A blog is not, Winer is quick to note, a mail list or a discussion group, where many parties can participate equally. Indeed, he says, this autonomy of voice gives blogs what he feels is a distinct advantage.
“Mail lists often grind to a halt because they have to get consensus. Blogs don’t have to get consensus,” he says. “The magic of a Weblog is that it can move.” Indeed, Winer’s and other Weblogs are unabashedly personal in their editorializing, commenting without abandon on everything from technology-related rulings to new products to Boston’s harsh “spring” weather.
“It really is what a personal Web site is in 2003,” says Winer.
Building intellectual bridges
At the Berkman Center, Winer and Palfrey cautiously claim the new Weblogs at Harvard Law project to be the first blogging initiative at a major educational institution. Since Winer arrived from Silicon Valley in March, he’s been simultaneously educating the University about Weblogs and debugging his Manila software, which provides an easy-to-use interface for would-be bloggers. Weblogs at Harvard Law (blogs.law.harvard.edu) offers a Weblog to anyone – students, faculty, staff, alumni – with a harvard.edu e-mail address. The Berkman Center hosts the blogs on a dedicated server, provides software and support, and aggregates and ranks Harvard’s blogging activity to create a community of bloggers.
It’s the bright promise of creating intellectual community among Harvard’s discreet “tubs” that launched Weblogs at Harvard Law.
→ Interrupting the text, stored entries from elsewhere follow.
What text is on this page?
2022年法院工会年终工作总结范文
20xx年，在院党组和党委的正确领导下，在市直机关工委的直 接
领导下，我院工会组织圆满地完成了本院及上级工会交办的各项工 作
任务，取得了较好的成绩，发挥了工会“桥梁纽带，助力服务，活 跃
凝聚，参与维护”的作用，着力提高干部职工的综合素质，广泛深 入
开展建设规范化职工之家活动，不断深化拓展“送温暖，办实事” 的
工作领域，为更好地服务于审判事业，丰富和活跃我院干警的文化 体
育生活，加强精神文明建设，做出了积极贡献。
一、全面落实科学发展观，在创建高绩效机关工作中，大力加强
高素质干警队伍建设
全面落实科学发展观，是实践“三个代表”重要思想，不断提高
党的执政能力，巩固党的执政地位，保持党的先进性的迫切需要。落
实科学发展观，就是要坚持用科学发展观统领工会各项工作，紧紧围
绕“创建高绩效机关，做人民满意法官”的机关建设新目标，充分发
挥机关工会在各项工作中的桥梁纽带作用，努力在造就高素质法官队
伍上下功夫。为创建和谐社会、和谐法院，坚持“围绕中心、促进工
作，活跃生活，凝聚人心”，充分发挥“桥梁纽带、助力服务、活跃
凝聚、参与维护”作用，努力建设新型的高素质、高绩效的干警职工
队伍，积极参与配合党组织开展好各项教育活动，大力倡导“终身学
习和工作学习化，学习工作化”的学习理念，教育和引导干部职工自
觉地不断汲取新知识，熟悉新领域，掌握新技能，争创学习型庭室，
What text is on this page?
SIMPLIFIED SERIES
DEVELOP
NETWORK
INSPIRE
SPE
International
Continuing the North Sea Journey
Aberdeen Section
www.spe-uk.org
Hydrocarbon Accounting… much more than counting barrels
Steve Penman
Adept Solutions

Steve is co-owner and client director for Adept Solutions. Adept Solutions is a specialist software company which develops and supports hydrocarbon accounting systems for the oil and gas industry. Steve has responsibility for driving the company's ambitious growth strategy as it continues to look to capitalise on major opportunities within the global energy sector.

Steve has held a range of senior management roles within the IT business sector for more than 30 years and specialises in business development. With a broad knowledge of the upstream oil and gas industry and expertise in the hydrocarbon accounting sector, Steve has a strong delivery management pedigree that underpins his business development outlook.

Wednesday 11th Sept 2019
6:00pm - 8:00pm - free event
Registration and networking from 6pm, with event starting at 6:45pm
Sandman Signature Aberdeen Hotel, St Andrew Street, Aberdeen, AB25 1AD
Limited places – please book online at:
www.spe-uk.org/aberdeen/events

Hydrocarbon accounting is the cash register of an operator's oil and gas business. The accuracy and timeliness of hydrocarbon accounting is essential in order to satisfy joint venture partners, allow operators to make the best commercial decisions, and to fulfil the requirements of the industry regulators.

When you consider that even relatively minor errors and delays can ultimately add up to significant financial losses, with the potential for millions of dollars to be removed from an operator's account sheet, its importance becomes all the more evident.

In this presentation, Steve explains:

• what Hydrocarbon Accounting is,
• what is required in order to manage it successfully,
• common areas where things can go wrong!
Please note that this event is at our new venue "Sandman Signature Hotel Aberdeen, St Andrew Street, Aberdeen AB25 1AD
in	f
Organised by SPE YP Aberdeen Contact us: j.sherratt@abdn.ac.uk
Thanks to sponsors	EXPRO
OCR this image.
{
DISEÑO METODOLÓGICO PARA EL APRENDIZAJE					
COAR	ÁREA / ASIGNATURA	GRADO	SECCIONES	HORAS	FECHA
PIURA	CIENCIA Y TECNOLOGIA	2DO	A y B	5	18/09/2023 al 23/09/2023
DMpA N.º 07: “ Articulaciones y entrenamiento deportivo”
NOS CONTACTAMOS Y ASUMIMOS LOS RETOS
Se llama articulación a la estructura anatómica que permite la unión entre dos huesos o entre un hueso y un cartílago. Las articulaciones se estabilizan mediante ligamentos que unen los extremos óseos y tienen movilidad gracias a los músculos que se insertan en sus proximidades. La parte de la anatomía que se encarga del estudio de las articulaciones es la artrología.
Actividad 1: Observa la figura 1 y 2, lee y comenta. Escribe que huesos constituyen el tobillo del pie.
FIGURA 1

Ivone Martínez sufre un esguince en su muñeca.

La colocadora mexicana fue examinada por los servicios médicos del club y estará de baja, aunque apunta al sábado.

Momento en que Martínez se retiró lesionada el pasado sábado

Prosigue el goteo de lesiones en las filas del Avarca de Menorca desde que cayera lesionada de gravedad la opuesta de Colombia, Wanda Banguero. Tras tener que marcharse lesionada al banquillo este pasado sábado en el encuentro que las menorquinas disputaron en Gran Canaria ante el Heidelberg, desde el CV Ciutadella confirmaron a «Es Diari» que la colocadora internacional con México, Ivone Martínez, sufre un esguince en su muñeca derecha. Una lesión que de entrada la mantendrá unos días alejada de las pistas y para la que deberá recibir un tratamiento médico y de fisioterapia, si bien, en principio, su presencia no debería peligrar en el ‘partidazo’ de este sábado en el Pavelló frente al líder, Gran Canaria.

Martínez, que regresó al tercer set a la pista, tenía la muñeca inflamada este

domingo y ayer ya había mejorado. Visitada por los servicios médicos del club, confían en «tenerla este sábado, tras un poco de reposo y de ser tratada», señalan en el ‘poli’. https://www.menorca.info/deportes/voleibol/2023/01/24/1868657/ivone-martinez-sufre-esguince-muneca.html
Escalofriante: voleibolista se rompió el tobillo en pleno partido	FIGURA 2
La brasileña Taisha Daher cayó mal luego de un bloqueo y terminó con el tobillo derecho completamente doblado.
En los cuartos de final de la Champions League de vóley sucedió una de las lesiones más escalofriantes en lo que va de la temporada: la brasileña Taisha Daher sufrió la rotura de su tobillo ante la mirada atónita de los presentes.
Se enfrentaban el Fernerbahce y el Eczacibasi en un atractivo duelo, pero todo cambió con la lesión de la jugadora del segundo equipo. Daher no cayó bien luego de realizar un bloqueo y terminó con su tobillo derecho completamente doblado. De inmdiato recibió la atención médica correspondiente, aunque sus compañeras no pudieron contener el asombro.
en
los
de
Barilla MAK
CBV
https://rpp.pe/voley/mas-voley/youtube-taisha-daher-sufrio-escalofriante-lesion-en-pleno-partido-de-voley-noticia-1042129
The initiative arose, says Palfrey, from a conference the Berkman Center sponsored in November 2002 called “What Is Harvard’s Digital Identity?” At that conference, Provost Steven Hyman challenged the assembled deans, faculty members, and technology-forward administrators to harness the Internet to build intellectual bridges that would facilitate the flow of information and ideas between the University’s disparate schools and centers.
“There’s absolutely no doubt in my mind that Weblogs are the technology for doing exactly that,” Winer says. “It is an incredible medium for sharing ideas and information. There’s a big bright promise for the future.”
Early signs of success
With the Weblogs project in its infancy, not all early blogs on the Berkman Center server take an intellectual tack. Among the blogs probing technology, politics, and culture are pictures of a blogger’s dog, praise of the produce selection at the local Bread and Circus grocery store, and a rant about one blogger’s lousy mood.
“I want to be really careful not to claim victory before we have victory,” says Winer, acknowledging repeatedly that he’s just beginning to probe the promise of blogging at Harvard.
Still, Winer is convinced of blogs’ power to link at least some of Harvard’s distinct intellectual voices and ideas.
To him, success will be creative, interesting applications of blogging technology. As he spreads the gospel of blogs, such applications are springing up. From a recent talk at the Kennedy School, for instance, arose the idea of covering the next New Hampshire presidential primary elections from the perspectives of Harvard bloggers from around the University. At the ABCD meeting, a Graduate School of Education student describes his Weblog, which observes the vibrant blogging community in Iran.
Weblogs and the academy, which both trade in the currency of ideas and information, are natural partners, says Winer.
“The idea of having a laboratory like Harvard University for learning about this technology is incredible,” he says.